While the main beneficiaries of lower crime rates are residents of minority communities, in Bayoumi’s telling, it’s a form of oppression. Efforts to persuade storeowners to cooperate with the cops are therefore the moral equivalent of collaboration with a foreign occupier. He depicts the Palestinian shopkeeper, a small businessman working hard for his share of the American dream, as complicit with oppression.

In order to put it in a context to make it clear how awful the store owner’s role in all of this is, Bayoumi then quotes a passage from an 1967 essay by author James Baldwin published by the Times with the anachronistic title “Negroes are Anti-Semitic Because They’re Anti-White.” In it, Baldwin seethes with bitterness about Jewish storekeepers operating shops in Harlem, whom he wrongly blames for complicity in the suffering of their black customers.

In Bayoumi’s view, a Palestinian who owns a shop patronized by blacks is behaving like those Jewish shopkeepers. Nor does it occur to him that by passing a counterfeit bill—an offense for which no one deserves to die, but which was still a felony involving jail time—Floyd was stealing from the store and its owner and contributing to the problems of the community.

Not content with insulting Abumayyaleh by comparing him to Jews—at least in the view of his Times’s audience—and labeling him a police collaborator, Bayoumi then calls him and other Muslim Americans out for racism against blacks. Yet he presents no evidence—other than the fact that one of his employees called the cops when Floyd wouldn’t return the goods he fraudulently obtained—to back up that charge.

About one-third of American Muslims are black, a figure that includes membership in extremist Islamist factions like Louis Farrakhan’s Nation of Islam, one of the country’s leading purveyors of Jew-hatred.
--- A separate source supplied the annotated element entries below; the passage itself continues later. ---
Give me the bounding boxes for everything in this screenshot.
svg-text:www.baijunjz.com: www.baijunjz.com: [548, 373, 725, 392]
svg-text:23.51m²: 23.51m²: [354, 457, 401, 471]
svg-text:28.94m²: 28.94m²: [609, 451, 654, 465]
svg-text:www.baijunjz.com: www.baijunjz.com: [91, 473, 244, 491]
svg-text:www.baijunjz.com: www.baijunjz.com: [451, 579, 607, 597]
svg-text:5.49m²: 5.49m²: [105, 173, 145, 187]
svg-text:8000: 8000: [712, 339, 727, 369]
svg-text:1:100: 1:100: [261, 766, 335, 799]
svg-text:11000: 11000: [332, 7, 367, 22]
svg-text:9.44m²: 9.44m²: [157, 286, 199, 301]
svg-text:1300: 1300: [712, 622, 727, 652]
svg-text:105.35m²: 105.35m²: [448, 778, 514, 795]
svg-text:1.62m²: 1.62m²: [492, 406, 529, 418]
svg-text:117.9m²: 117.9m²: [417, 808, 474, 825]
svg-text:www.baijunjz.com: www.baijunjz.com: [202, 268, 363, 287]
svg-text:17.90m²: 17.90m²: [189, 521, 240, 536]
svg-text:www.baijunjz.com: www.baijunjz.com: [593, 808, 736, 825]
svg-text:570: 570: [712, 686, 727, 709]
But Bayoumi claims that they are not made to feel welcome by other non-black Muslims.

What’s fascinating about that observation is that the Times and other liberal outlets are quick to claim that anyone who pays attention to the prevalence of anti-Semitic attitudes among Palestinians, and other Arab and Muslim populations, is engaging in Islamophobia. And they tend to express surprise if not resentment when Jews object to those who treat Farrakhan as a respected community leader as opposed to a hatemonger.

But in the aftermath of the Floyd killing, Muslims like this one Palestinian-American, have, in Bayoumi’s account, become the moral equivalent of Jews who are reviled for their whiteness, rather than appreciated for their support for civil rights.
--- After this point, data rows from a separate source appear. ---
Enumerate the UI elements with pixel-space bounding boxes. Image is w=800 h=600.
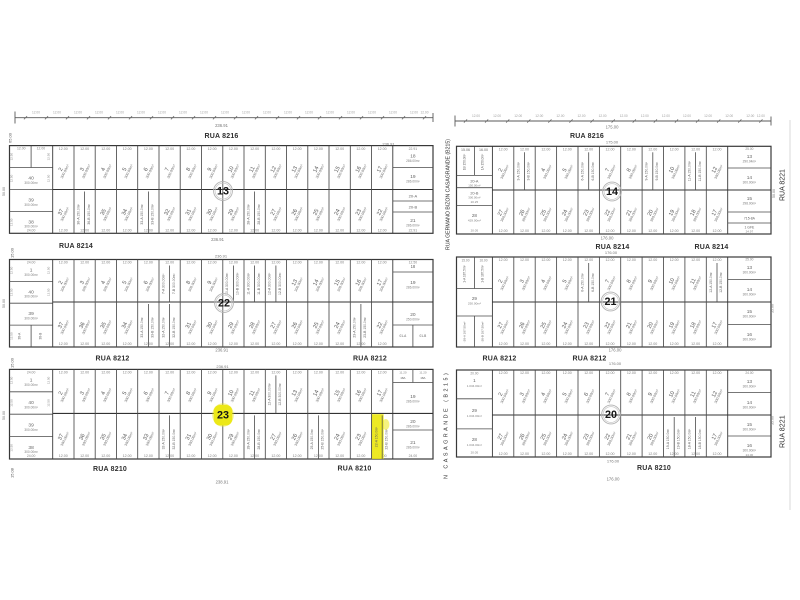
svg-text:12.00: 12.00 <box>520 148 529 152</box>
svg-text:300.00m²: 300.00m² <box>24 181 37 185</box>
svg-text:12.00: 12.00 <box>123 147 132 151</box>
svg-text:33-A 150.0m²: 33-A 150.0m² <box>140 203 144 224</box>
svg-text:1: 1 <box>473 378 476 383</box>
svg-text:12.00: 12.00 <box>335 229 344 233</box>
svg-text:12.00: 12.00 <box>271 454 280 458</box>
svg-text:12.00: 12.00 <box>293 229 302 233</box>
svg-text:23-A 150.0m²: 23-A 150.0m² <box>353 316 357 337</box>
svg-text:300.00m²: 300.00m² <box>743 293 756 297</box>
svg-text:12.00: 12.00 <box>250 371 259 375</box>
svg-text:18A: 18A <box>400 376 405 380</box>
svg-text:12.00: 12.00 <box>271 342 280 346</box>
svg-text:12.00: 12.00 <box>563 342 572 346</box>
svg-text:23-B 150.0m²: 23-B 150.0m² <box>363 316 367 337</box>
svg-text:28-A 150.0m²: 28-A 150.0m² <box>246 203 250 224</box>
svg-text:50.00: 50.00 <box>2 299 6 308</box>
svg-text:11.20: 11.20 <box>419 370 427 374</box>
svg-text:12.00: 12.00 <box>606 452 615 456</box>
svg-text:28: 28 <box>472 213 478 218</box>
svg-text:12.50: 12.50 <box>10 444 14 452</box>
svg-text:12.00: 12.00 <box>59 342 68 346</box>
svg-text:12.00: 12.00 <box>541 452 550 456</box>
svg-text:1-B 187.5m²: 1-B 187.5m² <box>481 265 485 283</box>
svg-text:12.00: 12.00 <box>179 111 187 115</box>
svg-text:1.034.00m²: 1.034.00m² <box>467 414 482 418</box>
svg-text:300.00m²: 300.00m² <box>24 317 37 321</box>
svg-text:286.00m²: 286.00m² <box>406 400 419 404</box>
svg-text:12.00: 12.00 <box>80 261 89 265</box>
svg-text:6-B 150.0m²: 6-B 150.0m² <box>591 272 595 292</box>
svg-text:6-B 150.0m²: 6-B 150.0m² <box>591 161 595 181</box>
svg-text:12.00: 12.00 <box>314 261 323 265</box>
svg-text:12.00: 12.00 <box>563 452 572 456</box>
svg-text:7-A 300.00m²: 7-A 300.00m² <box>161 273 165 294</box>
svg-text:24.00: 24.00 <box>745 371 753 375</box>
svg-text:12.00: 12.00 <box>335 261 344 265</box>
svg-text:33-B 150.0m²: 33-B 150.0m² <box>151 203 155 224</box>
svg-text:12.00: 12.00 <box>713 342 722 346</box>
svg-text:1.034.00m²: 1.034.00m² <box>467 443 482 447</box>
svg-text:12.00: 12.00 <box>250 342 259 346</box>
svg-text:N CASAGRANDE (B215): N CASAGRANDE (B215) <box>444 371 450 479</box>
svg-text:12.00: 12.00 <box>186 229 195 233</box>
svg-text:12.00: 12.00 <box>584 371 593 375</box>
svg-text:12-B 300.00m²: 12-B 300.00m² <box>278 382 282 405</box>
svg-text:12.00: 12.00 <box>520 342 529 346</box>
svg-text:50.00: 50.00 <box>2 411 6 420</box>
svg-text:12.00: 12.00 <box>314 229 323 233</box>
svg-text:300.00m²: 300.00m² <box>24 405 37 409</box>
svg-text:12.00: 12.00 <box>101 342 110 346</box>
svg-text:-28-A 187.50m²: -28-A 187.50m² <box>463 322 467 343</box>
svg-text:RUA 8214: RUA 8214 <box>694 244 728 251</box>
svg-text:12.00: 12.00 <box>250 261 259 265</box>
svg-text:12.00: 12.00 <box>208 342 217 346</box>
svg-text:715-8A: 715-8A <box>744 217 756 221</box>
svg-text:RUA 8214: RUA 8214 <box>59 243 93 250</box>
svg-text:20-B: 20-B <box>409 205 418 210</box>
svg-text:12.00: 12.00 <box>541 229 550 233</box>
svg-text:11-A 150.0m²: 11-A 150.0m² <box>687 160 691 181</box>
svg-text:1A 150.0m²: 1A 150.0m² <box>481 154 485 170</box>
svg-text:12.00: 12.00 <box>293 454 302 458</box>
svg-text:22-B 150.0m²: 22-B 150.0m² <box>384 428 388 449</box>
svg-text:12.50: 12.50 <box>10 288 14 296</box>
svg-text:25-A 150.0m²: 25-A 150.0m² <box>310 428 314 449</box>
svg-text:12.00: 12.00 <box>648 452 657 456</box>
svg-text:12.00: 12.00 <box>293 342 302 346</box>
svg-text:12.00: 12.00 <box>670 148 679 152</box>
svg-text:12.00: 12.00 <box>208 229 217 233</box>
svg-text:176.00: 176.00 <box>609 361 622 366</box>
svg-text:-28-B 187.50m²: -28-B 187.50m² <box>481 322 485 343</box>
svg-text:12.00: 12.00 <box>263 111 271 115</box>
svg-text:12-A 300.00m²: 12-A 300.00m² <box>268 382 272 405</box>
svg-text:RUA 8210: RUA 8210 <box>337 465 371 472</box>
svg-text:12.00: 12.00 <box>347 111 355 115</box>
svg-text:12.00: 12.00 <box>378 147 387 151</box>
svg-text:12-A 150.0m²: 12-A 150.0m² <box>709 271 713 292</box>
svg-text:12.00: 12.00 <box>746 114 754 118</box>
svg-text:33-B 150.0m²: 33-B 150.0m² <box>151 316 155 337</box>
svg-text:286.00m²: 286.00m² <box>406 446 419 450</box>
svg-text:12.00: 12.00 <box>123 454 132 458</box>
svg-text:18-B 150.0m²: 18-B 150.0m² <box>698 428 702 449</box>
svg-text:12.00: 12.00 <box>59 229 68 233</box>
svg-text:28-B 150.0m²: 28-B 150.0m² <box>257 428 261 449</box>
svg-text:22.91: 22.91 <box>409 229 418 233</box>
svg-text:12.00: 12.00 <box>229 342 238 346</box>
svg-text:12.00: 12.00 <box>80 342 89 346</box>
svg-text:RUA 8216: RUA 8216 <box>204 133 238 140</box>
svg-text:238.91: 238.91 <box>216 479 229 484</box>
svg-text:12.00: 12.00 <box>242 111 250 115</box>
svg-text:12.00: 12.00 <box>563 258 572 262</box>
svg-text:11-A 300.00m²: 11-A 300.00m² <box>246 272 250 295</box>
svg-text:12.00: 12.00 <box>165 371 174 375</box>
svg-text:12.00: 12.00 <box>378 371 387 375</box>
svg-text:12-A 300.00m²: 12-A 300.00m² <box>268 272 272 295</box>
svg-text:12.50: 12.50 <box>10 153 14 161</box>
svg-text:12.00: 12.00 <box>520 258 529 262</box>
svg-text:36-A 150.0m²: 36-A 150.0m² <box>76 203 80 224</box>
svg-text:12.00: 12.00 <box>186 371 195 375</box>
svg-text:300.00m²: 300.00m² <box>743 385 756 389</box>
svg-text:22: 22 <box>218 298 230 310</box>
svg-text:19-A 150.0m²: 19-A 150.0m² <box>666 428 670 449</box>
svg-text:20.25: 20.25 <box>471 200 479 204</box>
svg-text:65.00: 65.00 <box>8 132 13 143</box>
svg-text:12.00: 12.00 <box>314 342 323 346</box>
svg-text:300.00m²: 300.00m² <box>743 315 756 319</box>
svg-text:22.91: 22.91 <box>409 147 418 151</box>
svg-text:23: 23 <box>217 410 229 422</box>
svg-text:12.00: 12.00 <box>293 147 302 151</box>
svg-text:12.00: 12.00 <box>229 147 238 151</box>
svg-text:12.00: 12.00 <box>520 371 529 375</box>
svg-text:12.50: 12.50 <box>10 218 14 226</box>
svg-text:12.00: 12.00 <box>378 229 387 233</box>
svg-text:12.00: 12.00 <box>563 229 572 233</box>
svg-text:12.00: 12.00 <box>314 371 323 375</box>
svg-text:12.00: 12.00 <box>101 454 110 458</box>
svg-text:12.00: 12.00 <box>670 258 679 262</box>
svg-text:18-A 150.0m²: 18-A 150.0m² <box>687 428 691 449</box>
svg-text:12.50: 12.50 <box>10 266 14 274</box>
svg-text:12.00: 12.00 <box>335 371 344 375</box>
svg-text:12.00: 12.00 <box>271 261 280 265</box>
svg-text:6-A 150.0m²: 6-A 150.0m² <box>581 272 585 291</box>
svg-text:RUA 8216: RUA 8216 <box>570 133 604 140</box>
svg-text:12.00: 12.00 <box>563 148 572 152</box>
svg-text:12.00: 12.00 <box>389 111 397 115</box>
svg-text:24.00: 24.00 <box>746 453 754 457</box>
svg-text:36-B 150.0m²: 36-B 150.0m² <box>87 203 91 224</box>
svg-text:12.00: 12.00 <box>293 261 302 265</box>
svg-text:12.00: 12.00 <box>101 261 110 265</box>
svg-text:286.00m²: 286.00m² <box>406 224 419 228</box>
svg-text:15.00: 15.00 <box>462 259 470 263</box>
svg-text:12.00: 12.00 <box>59 261 68 265</box>
svg-text:25.00: 25.00 <box>745 147 753 151</box>
svg-text:12.00: 12.00 <box>305 111 313 115</box>
svg-text:12.00: 12.00 <box>541 148 550 152</box>
svg-text:300.00m²: 300.00m² <box>743 428 756 432</box>
svg-text:176.00: 176.00 <box>607 458 620 463</box>
svg-text:33-A 150.0m²: 33-A 150.0m² <box>140 316 144 337</box>
svg-text:15.00: 15.00 <box>10 247 15 258</box>
svg-text:12.00: 12.00 <box>74 111 82 115</box>
svg-text:01-B: 01-B <box>420 334 427 338</box>
svg-text:10-B 300.00m²: 10-B 300.00m² <box>236 272 240 295</box>
svg-text:12.50: 12.50 <box>47 376 51 384</box>
svg-text:12.00: 12.00 <box>541 371 550 375</box>
svg-text:1-A 187.5m²: 1-A 187.5m² <box>463 265 467 282</box>
svg-text:300.00m²: 300.00m² <box>743 406 756 410</box>
svg-text:12.00: 12.00 <box>578 114 586 118</box>
svg-text:6-A 150.0m²: 6-A 150.0m² <box>581 161 585 180</box>
svg-text:28-A 150.0m²: 28-A 150.0m² <box>246 428 250 449</box>
svg-text:12.00: 12.00 <box>606 148 615 152</box>
svg-text:9-B 150.0m²: 9-B 150.0m² <box>655 161 659 181</box>
svg-text:12.00: 12.00 <box>691 229 700 233</box>
svg-text:12.00: 12.00 <box>165 229 174 233</box>
svg-text:12.00: 12.00 <box>101 147 110 151</box>
svg-text:12.00: 12.00 <box>284 111 292 115</box>
svg-text:RUA 8212: RUA 8212 <box>353 355 387 362</box>
svg-text:7-B 300.00m²: 7-B 300.00m² <box>172 273 176 294</box>
svg-text:12.00: 12.00 <box>356 229 365 233</box>
svg-text:32-B 150.0m²: 32-B 150.0m² <box>172 316 176 337</box>
svg-text:300.00m²: 300.00m² <box>468 195 480 199</box>
svg-text:10-A 300.00m²: 10-A 300.00m² <box>225 272 229 295</box>
svg-text:1.034.00m²: 1.034.00m² <box>467 384 482 388</box>
svg-text:11-B 150.0m²: 11-B 150.0m² <box>698 160 702 181</box>
svg-text:32-B 150.0m²: 32-B 150.0m² <box>172 428 176 449</box>
svg-text:12.00: 12.00 <box>144 261 153 265</box>
svg-text:12.50: 12.50 <box>10 399 14 407</box>
svg-text:12.50: 12.50 <box>10 174 14 182</box>
svg-text:12.00: 12.00 <box>293 371 302 375</box>
svg-text:12.00: 12.00 <box>662 114 670 118</box>
svg-text:12.00: 12.00 <box>520 229 529 233</box>
svg-text:429.00m²: 429.00m² <box>468 219 481 223</box>
svg-text:12.00: 12.00 <box>599 114 607 118</box>
svg-text:12.00: 12.00 <box>208 261 217 265</box>
svg-text:12.00: 12.00 <box>123 261 132 265</box>
svg-text:11.20: 11.20 <box>399 370 407 374</box>
svg-text:12.00: 12.00 <box>186 342 195 346</box>
svg-text:286.00m²: 286.00m² <box>406 425 419 429</box>
svg-text:12.00: 12.00 <box>620 114 628 118</box>
svg-text:38-B: 38-B <box>39 333 43 340</box>
svg-text:50.00: 50.00 <box>2 187 6 196</box>
svg-text:300.00m²: 300.00m² <box>24 203 37 207</box>
svg-text:RUA 8212: RUA 8212 <box>572 355 606 362</box>
svg-text:236.91: 236.91 <box>216 364 229 369</box>
svg-text:250.00m²: 250.00m² <box>468 302 481 306</box>
svg-text:12.00: 12.00 <box>335 147 344 151</box>
svg-text:12.00: 12.00 <box>499 452 508 456</box>
svg-text:12.50: 12.50 <box>10 376 14 384</box>
svg-text:12.00: 12.00 <box>691 342 700 346</box>
svg-text:12.00: 12.00 <box>356 261 365 265</box>
svg-text:236.91: 236.91 <box>215 253 228 258</box>
svg-text:12.00: 12.00 <box>101 371 110 375</box>
svg-text:24.00: 24.00 <box>27 454 36 458</box>
svg-text:13: 13 <box>217 186 229 198</box>
svg-text:12.00: 12.00 <box>535 114 543 118</box>
svg-text:12.50: 12.50 <box>47 153 51 161</box>
svg-text:12.00: 12.00 <box>493 114 501 118</box>
svg-text:12.00: 12.00 <box>670 342 679 346</box>
svg-text:12.00: 12.00 <box>584 342 593 346</box>
svg-text:236.91: 236.91 <box>215 347 228 352</box>
svg-text:12.00: 12.00 <box>229 229 238 233</box>
svg-text:28-B 150.0m²: 28-B 150.0m² <box>257 203 261 224</box>
svg-text:24.00: 24.00 <box>27 261 36 265</box>
svg-text:RUA 8212: RUA 8212 <box>482 355 516 362</box>
svg-text:20.00: 20.00 <box>470 372 478 376</box>
svg-text:12.00: 12.00 <box>378 261 387 265</box>
svg-text:12.00: 12.00 <box>335 454 344 458</box>
svg-text:12.00: 12.00 <box>713 452 722 456</box>
svg-text:12.00: 12.00 <box>627 229 636 233</box>
svg-text:300.00m²: 300.00m² <box>24 428 37 432</box>
svg-text:12.50: 12.50 <box>47 288 51 296</box>
svg-text:12.00: 12.00 <box>208 371 217 375</box>
svg-text:12.00: 12.00 <box>80 147 89 151</box>
svg-text:20.05: 20.05 <box>471 229 479 233</box>
svg-text:236.91: 236.91 <box>211 237 224 242</box>
svg-text:24.00: 24.00 <box>409 454 418 458</box>
svg-text:12.00: 12.00 <box>648 258 657 262</box>
svg-text:12.50: 12.50 <box>47 266 51 274</box>
svg-text:RUA GERMANO BIZON CASAGRANDE (: RUA GERMANO BIZON CASAGRANDE (B215) <box>446 139 452 250</box>
svg-text:12.00: 12.00 <box>144 371 153 375</box>
svg-text:RUA 8210: RUA 8210 <box>637 465 671 472</box>
svg-text:RUA 8221: RUA 8221 <box>778 415 787 448</box>
svg-text:176.00: 176.00 <box>609 347 622 352</box>
svg-text:12.00: 12.00 <box>606 229 615 233</box>
svg-text:15.06: 15.06 <box>461 148 470 152</box>
svg-text:12.00: 12.00 <box>713 258 722 262</box>
svg-text:286.00m²: 286.00m² <box>406 180 419 184</box>
svg-text:300.00m²: 300.00m² <box>743 181 756 185</box>
svg-text:21: 21 <box>604 296 616 308</box>
svg-text:12.00: 12.00 <box>683 114 691 118</box>
svg-text:12.00: 12.00 <box>514 114 522 118</box>
svg-text:12.00: 12.00 <box>116 111 124 115</box>
svg-text:12.00: 12.00 <box>101 229 110 233</box>
svg-text:12.00: 12.00 <box>648 229 657 233</box>
svg-text:12.00: 12.00 <box>95 111 103 115</box>
svg-text:19-B 150.0m²: 19-B 150.0m² <box>676 428 680 449</box>
svg-text:12.00: 12.00 <box>59 454 68 458</box>
svg-text:1B 150.0m²: 1B 150.0m² <box>463 154 467 170</box>
svg-text:29: 29 <box>472 408 478 413</box>
svg-text:12.00: 12.00 <box>208 454 217 458</box>
svg-text:12.00: 12.00 <box>123 371 132 375</box>
svg-text:12.00: 12.00 <box>691 148 700 152</box>
svg-text:286.00m²: 286.00m² <box>406 159 419 163</box>
svg-text:12-B 150.0m²: 12-B 150.0m² <box>719 271 723 292</box>
svg-text:12.00: 12.00 <box>499 371 508 375</box>
svg-text:22-A 150.0m²: 22-A 150.0m² <box>375 426 379 447</box>
svg-text:20-A: 20-A <box>409 194 418 199</box>
svg-text:28: 28 <box>472 437 478 442</box>
svg-text:01-A: 01-A <box>400 334 408 338</box>
svg-text:12.00: 12.00 <box>627 452 636 456</box>
svg-text:12.00: 12.00 <box>648 371 657 375</box>
svg-text:12.00: 12.00 <box>627 371 636 375</box>
svg-text:12.00: 12.00 <box>563 371 572 375</box>
svg-text:12.00: 12.00 <box>627 148 636 152</box>
svg-text:300.00m²: 300.00m² <box>743 338 756 342</box>
svg-text:12.00: 12.00 <box>670 229 679 233</box>
svg-text:286.00m²: 286.00m² <box>406 286 419 290</box>
svg-text:9-A 150.0m²: 9-A 150.0m² <box>645 161 649 180</box>
svg-text:176.00: 176.00 <box>601 235 614 240</box>
svg-text:12.00: 12.00 <box>186 261 195 265</box>
svg-text:12.00: 12.00 <box>53 111 61 115</box>
svg-text:3-A 150.0m²: 3-A 150.0m² <box>516 161 520 180</box>
svg-text:12.00: 12.00 <box>186 454 195 458</box>
svg-text:15.00: 15.00 <box>10 357 15 368</box>
svg-text:12.00: 12.00 <box>32 111 40 115</box>
svg-text:12.00: 12.00 <box>356 454 365 458</box>
svg-text:24.00: 24.00 <box>27 371 36 375</box>
svg-text:12.00: 12.00 <box>314 147 323 151</box>
svg-text:300.00m²: 300.00m² <box>24 273 37 277</box>
svg-text:175.00: 175.00 <box>606 140 619 145</box>
svg-text:12.00: 12.00 <box>704 114 712 118</box>
svg-text:11-B 300.00m²: 11-B 300.00m² <box>257 272 261 295</box>
svg-text:12.00: 12.00 <box>165 261 174 265</box>
svg-text:12.00: 12.00 <box>713 229 722 233</box>
svg-text:12.00: 12.00 <box>499 258 508 262</box>
svg-text:298.00m²: 298.00m² <box>743 202 756 206</box>
svg-text:3-B 150.0m²: 3-B 150.0m² <box>527 161 531 181</box>
svg-text:12.00: 12.00 <box>229 261 238 265</box>
svg-text:12.00: 12.00 <box>472 114 480 118</box>
svg-text:12.00: 12.00 <box>725 114 733 118</box>
svg-text:12.00: 12.00 <box>541 258 550 262</box>
svg-text:32-A 150.0m²: 32-A 150.0m² <box>161 316 165 337</box>
svg-text:12.00: 12.00 <box>59 147 68 151</box>
svg-text:12.00: 12.00 <box>541 342 550 346</box>
svg-text:12.00: 12.00 <box>670 371 679 375</box>
svg-text:300.00m²: 300.00m² <box>24 383 37 387</box>
svg-text:38-A: 38-A <box>18 332 22 340</box>
svg-text:12.00: 12.00 <box>499 148 508 152</box>
svg-text:12-B 300.00m²: 12-B 300.00m² <box>278 272 282 295</box>
svg-text:300.00m²: 300.00m² <box>743 271 756 275</box>
svg-text:50.00: 50.00 <box>772 189 776 198</box>
svg-text:12.00: 12.00 <box>250 147 259 151</box>
svg-text:12.00: 12.00 <box>137 111 145 115</box>
svg-text:12.00: 12.00 <box>584 258 593 262</box>
svg-text:20: 20 <box>605 409 617 421</box>
svg-text:12.00: 12.00 <box>123 229 132 233</box>
svg-text:16.00: 16.00 <box>480 259 488 263</box>
svg-text:12.00: 12.00 <box>641 114 649 118</box>
svg-text:12.00: 12.00 <box>221 111 229 115</box>
svg-text:12.50: 12.50 <box>10 332 14 340</box>
svg-text:12.00: 12.00 <box>584 148 593 152</box>
svg-text:12.00: 12.00 <box>378 342 387 346</box>
svg-text:12.00: 12.00 <box>186 147 195 151</box>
Contrary to this assertion, crime prevention is not merely a way to pit Jews and Arabs against blacks, by which the former profits by the travails of the latter. The rule of law is not prejudice. It is the engine by which minorities and the poor can better themselves. It is deeply wrong to blame hardworking immigrants—whether the Jews of an earlier era or a Palestinian-America today—for racism or police brutality.

It was only a couple of weeks ago that a mob of woke employees forced the Times to declare that publishing an op-ed by a U.S. senator about restoring order after riots and looting was irresponsible and endangered people. But now they have published a piece that both engages in anti-Semitic stereotyping and makes wild, unsubstantiated charges about Muslim racism being partly to blame for the death of Floyd. The paper’s insatiable hunger for scapegoats for that crime is bad enough. However, to buy into efforts not merely to trash the rule of law, but to pit Jews and Arabs against blacks, is reprehensible.